Covid dreams

My house is much cleaner than normal. I tidied away a lot of papers and stuff a couple of weeks ago, and have gone on a cleaning jag today, vacuuming crannies and crevices for dust. If a tiny particle can make a sufferer cough, irritating the airways further, I do not want my house as dusty as it was.

Eight percent of people over fifty coming down with Covid 19 need hospital treatment. My fear is that if I can phone and describe symptoms I will not be deemed sufficiently sick for transport or treatment, and if I can’t then I won’t be helped. And what that means for poorer areas without a fair hospital system horrifies me.

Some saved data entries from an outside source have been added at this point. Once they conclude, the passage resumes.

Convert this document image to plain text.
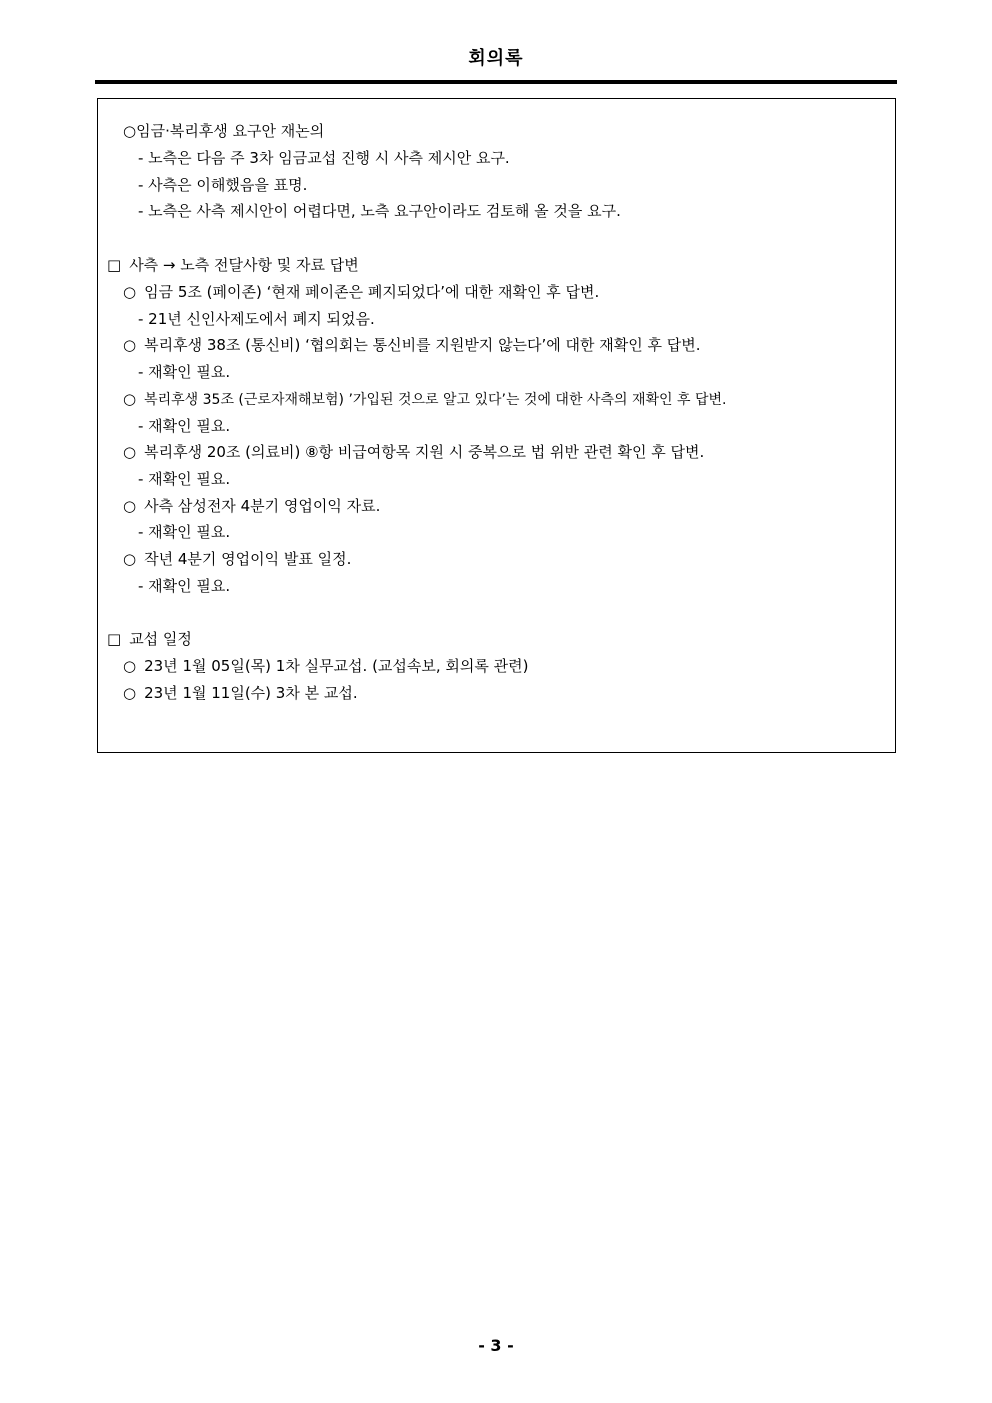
회의록
○임금·복리후생 요구안 재논의
- 노측은 다음 주 3차 임금교섭 진행 시 사측 제시안 요구.
- 사측은 이해했음을 표명.
- 노측은 사측 제시안이 어렵다면, 노측 요구안이라도 검토해 올 것을 요구.
□ 사측 → 노측 전달사항 및 자료 답변
○ 임금 5조 (페이존) ‘현재 페이존은 폐지되었다’에 대한 재확인 후 답변.
- 21년 신인사제도에서 폐지 되었음.
○ 복리후생 38조 (통신비) ‘협의회는 통신비를 지원받지 않는다’에 대한 재확인 후 답변.
- 재확인 필요.
○ 복리후생 35조 (근로자재해보험) ’가입된 것으로 알고 있다’는 것에 대한 사측의 재확인 후 답변.
- 재확인 필요.
○ 복리후생 20조 (의료비) ⑧항 비급여항목 지원 시 중복으로 법 위반 관련 확인 후 답변.
- 재확인 필요.
○ 사측 삼성전자 4분기 영업이익 자료.
- 재확인 필요.
○ 작년 4분기 영업이익 발표 일정.
- 재확인 필요.
□ 교섭 일정
○ 23년 1월 05일(목) 1차 실무교섭. (교섭속보, 회의록 관련)
○ 23년 1월 11일(수) 3차 본 교섭.
- 3 -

Oh I would like to talk face to face! I last had a friend over on Monday 16th. I like video calls, and now can attend Quaker meeting twice a week or even more- so I am having more conversation!- but I like hugs. Ministry is mostly guardedly positive- things are bad but we will be OK, quotes from 17th century Quakers- with occasional reminders of people who are particularly vulnerable.

And I think of people I know- people with MS, people over ninety, people who need oxygen to breathe even without 19. I fear for friends, I fear for people, I fear for myself. I am likely to suffer only minor discomfort, little more than any cold, but the worst possibilities are unthinkable. It is likely that someone I know will die of this thing.

The restaurants were told to close on Thursday 19th, and we were told to go into lockdown- only essential workers to go out to work, others can work from home if they can, stay at home but for one session of exercise daily and one shop weekly. Not having a freezer, and not always finding what I wanted, I shop more often. There are no rules yet on wearing masks. I don’t know the differences between masks, but with NHS staff angry about their lack of PPE, and the ENT consultant Amged El-Hawrani dying- he will not be the last- should I have a mask at all?

On Saturday I went to Asda, and was taken aback to find the front door locked. There was only one door in, round the back by the car park, and people were queuing quietly to be allowed in, one in one out, by the guards on the door. The aisles had arrows on the floor marking a one-way system, so we could keep 2m apart, and while I heard gallows humour a week before now it was silent. Again I could not get tinned tomatoes, but cooked with fresh tomatoes instead. I could not get basmati rice, but got brown instead, so that now I have got basmati rice I have 1kg of brown rice to use. Boil uncovered for 20-30 minutes, in six measures of water for each measure of rice, then drain, put back in the pot and cover to steam for ten minutes. It’s alright. This seemed to bulk out quite suddenly after 22 minutes.

I like worship on the net. I place the laptop on a table slightly to my left, and sit below my window, composed. Today, I sat in the sun for twenty minutes paying attention to my fear. Paradoxically, the desire for a crisis in which the British can show our mettle is the desire for a more ordered world: a world where priorities become clear, action becomes defined or predetermined, our feelings fit the needs of the moment. Actually, the crisis increases mess: we still have the same old problems in the same messy lives, but unaccustomed new ones- using kitchen roll as toilet paper, perhaps, or not knowing how to care for parents suddenly under such great threat.

There are horrors, on the net, such as video of overworked doctors and patients on ventilators. The New York Times quoted a website advising doctors on how to broach difficult topics with relatives- your beloved granddad is getting no better, so we need to take him off the ventilator so we can save someone else. So here is a sweet article by George Monbiot on people being creative and generous. I have The Mirror and the Light to savour, but at the moment I am rereading Bring up the Bodies. Here is Cromwell: in those huge hands Holbein places a legal writ, but that crease down the middle of it makes it look like a dagger.

I was moved to parody TS Eliot.

Johnson the Etonian, a fortnight dead,
had forsaken spaffing for bouts of coughing.
Those are pearls that were his lies.

We do not wish anything to happen.
Seven days we have lived quietly,
Zooming, and queuing at the supermarket,
Living, and partly living.

Let us not go, you and I
where society now sleeps upon the world
like a patient etherised upon a table
Let us not go through half-deserted streets.
In the room the women stay
With Covid, there is naught to say.

Is this the world changing, or the world’s strangeness revealing itself?